She's not acting in the manner of a journalist, by which I mean that there is no goal to her coverage, no public interest being served, no story being pieced together. She's simply taking private information about private individuals who happen to work for the local government (albeit in a very private capacity) and making it public.
First, I don't think you're in any position to judge whether or not she's acting in the capacity of journalist or if the free speech she is exercising is worthwhile.
If none of us are in the position to judge anything, then I think we can safely shut down the
The whole point of free speech is that no one gets to judge what is and is not worthwhile.
Yes, that's the point, but that's not really how it works out. Here in Virginia, for instance, we have a shield law that's been established by the judiciary. If a reporter follows around police officers for the purpose of writing a story in the public interest, that's not stalking, that's journalism. But if an individual does it in order to...well, in order to just harass them, that's illegal.
The only criteria is if the speech is infringing upon someone else's human rights as protected under the law.
"Human rights"? Um. No.
Second, isn't all the information she gathered public information. She just followed people around in public and gathered together public records that a lot of people don't know are public.

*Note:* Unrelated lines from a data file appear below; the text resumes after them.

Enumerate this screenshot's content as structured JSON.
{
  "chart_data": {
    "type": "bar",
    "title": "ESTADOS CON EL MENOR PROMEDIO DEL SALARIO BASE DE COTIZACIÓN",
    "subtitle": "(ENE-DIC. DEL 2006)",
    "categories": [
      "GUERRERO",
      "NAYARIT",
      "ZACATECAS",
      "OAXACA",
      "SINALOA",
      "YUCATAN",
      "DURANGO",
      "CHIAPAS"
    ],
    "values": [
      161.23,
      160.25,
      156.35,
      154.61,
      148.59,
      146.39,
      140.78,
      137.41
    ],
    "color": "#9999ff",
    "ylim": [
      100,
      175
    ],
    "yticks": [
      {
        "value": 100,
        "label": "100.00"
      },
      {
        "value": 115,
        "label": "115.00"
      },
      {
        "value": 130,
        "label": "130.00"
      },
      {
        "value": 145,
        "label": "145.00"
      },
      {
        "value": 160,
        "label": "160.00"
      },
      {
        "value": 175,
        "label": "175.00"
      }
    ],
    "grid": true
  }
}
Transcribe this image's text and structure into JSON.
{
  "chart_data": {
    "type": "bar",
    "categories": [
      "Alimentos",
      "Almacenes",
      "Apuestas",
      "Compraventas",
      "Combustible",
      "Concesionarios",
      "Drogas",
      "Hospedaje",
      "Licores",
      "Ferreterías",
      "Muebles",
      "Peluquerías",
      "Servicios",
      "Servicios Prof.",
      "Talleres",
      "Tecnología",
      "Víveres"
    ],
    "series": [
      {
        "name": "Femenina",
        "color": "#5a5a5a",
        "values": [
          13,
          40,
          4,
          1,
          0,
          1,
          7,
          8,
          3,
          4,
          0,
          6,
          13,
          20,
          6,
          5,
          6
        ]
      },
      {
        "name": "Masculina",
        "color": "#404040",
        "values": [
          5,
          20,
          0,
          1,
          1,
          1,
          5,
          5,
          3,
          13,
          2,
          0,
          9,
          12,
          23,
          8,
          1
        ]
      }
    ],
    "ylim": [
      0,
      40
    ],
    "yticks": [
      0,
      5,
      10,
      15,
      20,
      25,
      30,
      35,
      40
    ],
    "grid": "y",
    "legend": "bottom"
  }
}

You haven't been reading Slashdot very long if you think that the gathering of lots of ostensibly public information about an individual and making it public isn't an abuse of privacy. A listing of all of the websites that you visit is public information, in the sense that it's probably possible for me to track it down, with a little sleuthing and calling in a few favors from friends at DoubleClick and Google. (I'm talking in the abstract here, obviously.) You don't post under your real name here, but I'll bet I could find it out. That's public. Hell, given that, I bet I could figure out and post your address, phone number, e-mail address, social security number, criminal history, home value, workplace, career history, educational background, etc., with some spare time and a big of legwork. But you probably wouldn't want me to make all of that public, because it would totally freak you out and definitely be a violation of your privacy...despite it being public information. One might even call it "stalking."
But then, equating a secretary at a courthouse and police officer in this instance is slightly disingenuous as they have different levels of authority and pose different levels of risk to the people from abuse of that authority.
It's not disingenuous, it's making the point that the notion that a "public employee" vs. a "private employee" is a false dichotomy. The fact that somebody works for the government (as do I, in a roundabout away) does not suddenly make their private life an open book. What a police officer does on his own time, provided it's not illegal, should as private of a matter as what a secretary does, or what anybody else does.
Further your selection of a position of secretary and pronouns indicating it is a woman while the stalker is a man seems like something of an emotional, fear based appeal.
That's right. The point being that we can't have laws that are different for different sexes. Is it OK for a woman to follow a man, but not a man to follow a woman? Of course not. You're paying attention -- that's good.